History

Wendell Willkie Willkie Quadrangle is named for Wendell Lewis Willkie. He was educated at Indiana University where he was a member of the Beta Theta Pi fraternity, and School of Law. After fighting in World War I, Willkie moved to Akron, Ohio and soon gained status in the local Democratic Party. In 1929, Willkie became a legal counsel for the New York-based Commonwealth & Southern Corporation, the country's largest electric utility holding company. He rose through the ranks of the company, and became president in 1933. In 1940, Wendell Willkie ran for president against Franklin D. Roosevelt. After losing the campaign he became one of Roosevelt's allies.

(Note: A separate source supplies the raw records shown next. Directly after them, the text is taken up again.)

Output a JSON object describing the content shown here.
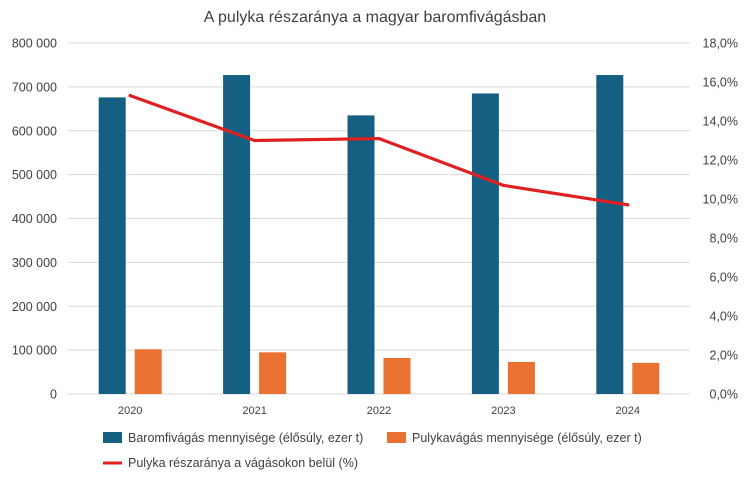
{
  "chart_data": {
    "type": "bar",
    "title": "A pulyka részaránya a magyar baromfivágásban",
    "categories": [
      "2020",
      "2021",
      "2022",
      "2023",
      "2024"
    ],
    "series": [
      {
        "name": "Baromfivágás mennyisége (élősúly, ezer t)",
        "type": "bar",
        "axis": "left",
        "color": "#156082",
        "values": [
          676000,
          727000,
          635000,
          685000,
          727000
        ]
      },
      {
        "name": "Pulykavágás mennyisége (élősúly, ezer t)",
        "type": "bar",
        "axis": "left",
        "color": "#E97132",
        "values": [
          102000,
          95000,
          82000,
          73000,
          71000
        ]
      },
      {
        "name": "Pulyka részaránya a vágásokon belül (%)",
        "type": "line",
        "axis": "right",
        "color": "#E02020",
        "values": [
          15.3,
          13.0,
          13.1,
          10.7,
          9.7
        ]
      }
    ],
    "y_left": {
      "min": 0,
      "max": 800000,
      "ticks": [
        0,
        100000,
        200000,
        300000,
        400000,
        500000,
        600000,
        700000,
        800000
      ],
      "tick_labels": [
        "0",
        "100 000",
        "200 000",
        "300 000",
        "400 000",
        "500 000",
        "600 000",
        "700 000",
        "800 000"
      ]
    },
    "y_right": {
      "min": 0,
      "max": 18,
      "ticks": [
        0,
        2,
        4,
        6,
        8,
        10,
        12,
        14,
        16,
        18
      ],
      "tick_labels": [
        "0,0%",
        "2,0%",
        "4,0%",
        "6,0%",
        "8,0%",
        "10,0%",
        "12,0%",
        "14,0%",
        "16,0%",
        "18,0%"
      ]
    },
    "grid": true,
    "legend_position": "bottom"
  }
}
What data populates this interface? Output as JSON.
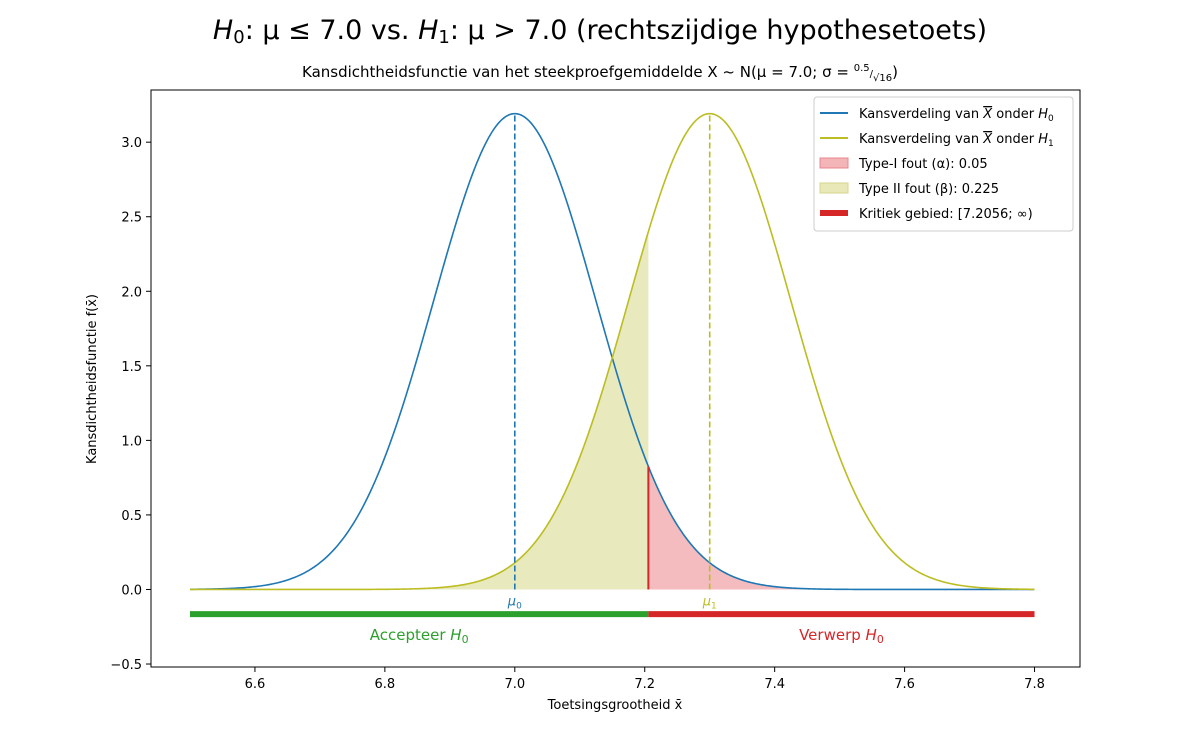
{
  "chart_data": {
    "type": "line",
    "title_parts": [
      "H",
      "0",
      ": μ ≤ 7.0 vs. ",
      "H",
      "1",
      ": μ > 7.0 (rechtszijdige hypothesetoets)"
    ],
    "subtitle_prefix": "Kansdichtheidsfunctie van het steekproefgemiddelde ",
    "subtitle_dist": "X ~ N(μ = 7.0; σ = ",
    "subtitle_frac_num": "0.5",
    "subtitle_frac_den": "√16",
    "subtitle_close": ")",
    "xlabel": "Toetsingsgrootheid x̄",
    "ylabel": "Kansdichtheidsfunctie f(x̄)",
    "xlim": [
      6.44,
      7.87
    ],
    "ylim": [
      -0.52,
      3.35
    ],
    "x_ticks": [
      6.6,
      6.8,
      7.0,
      7.2,
      7.4,
      7.6,
      7.8
    ],
    "x_tick_labels": [
      "6.6",
      "6.8",
      "7.0",
      "7.2",
      "7.4",
      "7.6",
      "7.8"
    ],
    "y_ticks": [
      -0.5,
      0.0,
      0.5,
      1.0,
      1.5,
      2.0,
      2.5,
      3.0
    ],
    "y_tick_labels": [
      "−0.5",
      "0.0",
      "0.5",
      "1.0",
      "1.5",
      "2.0",
      "2.5",
      "3.0"
    ],
    "x_range": [
      6.5,
      7.8
    ],
    "series": [
      {
        "name": "Kansverdeling van X onder H0",
        "mu": 7.0,
        "sigma": 0.125,
        "color": "#1f77b4"
      },
      {
        "name": "Kansverdeling van X onder H1",
        "mu": 7.3,
        "sigma": 0.125,
        "color": "#bcbd22"
      }
    ],
    "critical_value": 7.2056,
    "alpha": 0.05,
    "beta": 0.225,
    "mu_labels": [
      {
        "text": "μ",
        "sub": "0",
        "x": 7.0,
        "color": "#1f77b4"
      },
      {
        "text": "μ",
        "sub": "1",
        "x": 7.3,
        "color": "#bcbd22"
      }
    ],
    "region_bar_y": -0.165,
    "regions": [
      {
        "label": "Accepteer ",
        "sym": "H",
        "sub": "0",
        "from": 6.5,
        "to": 7.2056,
        "color": "#2ca02c"
      },
      {
        "label": "Verwerp ",
        "sym": "H",
        "sub": "0",
        "from": 7.2056,
        "to": 7.8,
        "color": "#d62728"
      }
    ],
    "legend": {
      "placement": "top-right",
      "entries": [
        {
          "kind": "line",
          "color": "#1f77b4",
          "pre": "Kansverdeling van ",
          "mid": "X",
          "post": " onder ",
          "sym": "H",
          "sub": "0"
        },
        {
          "kind": "line",
          "color": "#bcbd22",
          "pre": "Kansverdeling van ",
          "mid": "X",
          "post": " onder ",
          "sym": "H",
          "sub": "1"
        },
        {
          "kind": "patch",
          "color": "#f4b5b9",
          "edge": "#e8878d",
          "text": "Type-I fout (α): 0.05"
        },
        {
          "kind": "patch",
          "color": "#e8e8b8",
          "edge": "#d6d68a",
          "text": "Type II fout (β): 0.225"
        },
        {
          "kind": "thick",
          "color": "#d62728",
          "text": "Kritiek gebied: [7.2056; ∞)"
        }
      ]
    },
    "colors": {
      "h0": "#1f77b4",
      "h1": "#bcbd22",
      "alpha_fill": "#f4bcbf",
      "beta_fill": "#e8e9bd",
      "critical": "#d62728",
      "accept": "#2ca02c"
    }
  }
}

Willkie also devoted much of his energy promoting civil rights and civil liberties. A consistent theme of "One World" and Willkie's later writings was the idea that America wouldn't be able to oppose colonialism in the post-war period until she first ended her own colonial attitudes toward her racial minorities, and in particular black Americans. And in late 1942, Willkie went before the Supreme Court to defended a member of the Communist Party in a landmark case regarding civil liberties (Schneiderman vs. United States). Willkie won the case, but lost much political support for having defended a communist. In this regard, Willkie said: "Those who rejoice in denying justice to one they hate, pave the way to a denial of justice for someone they love."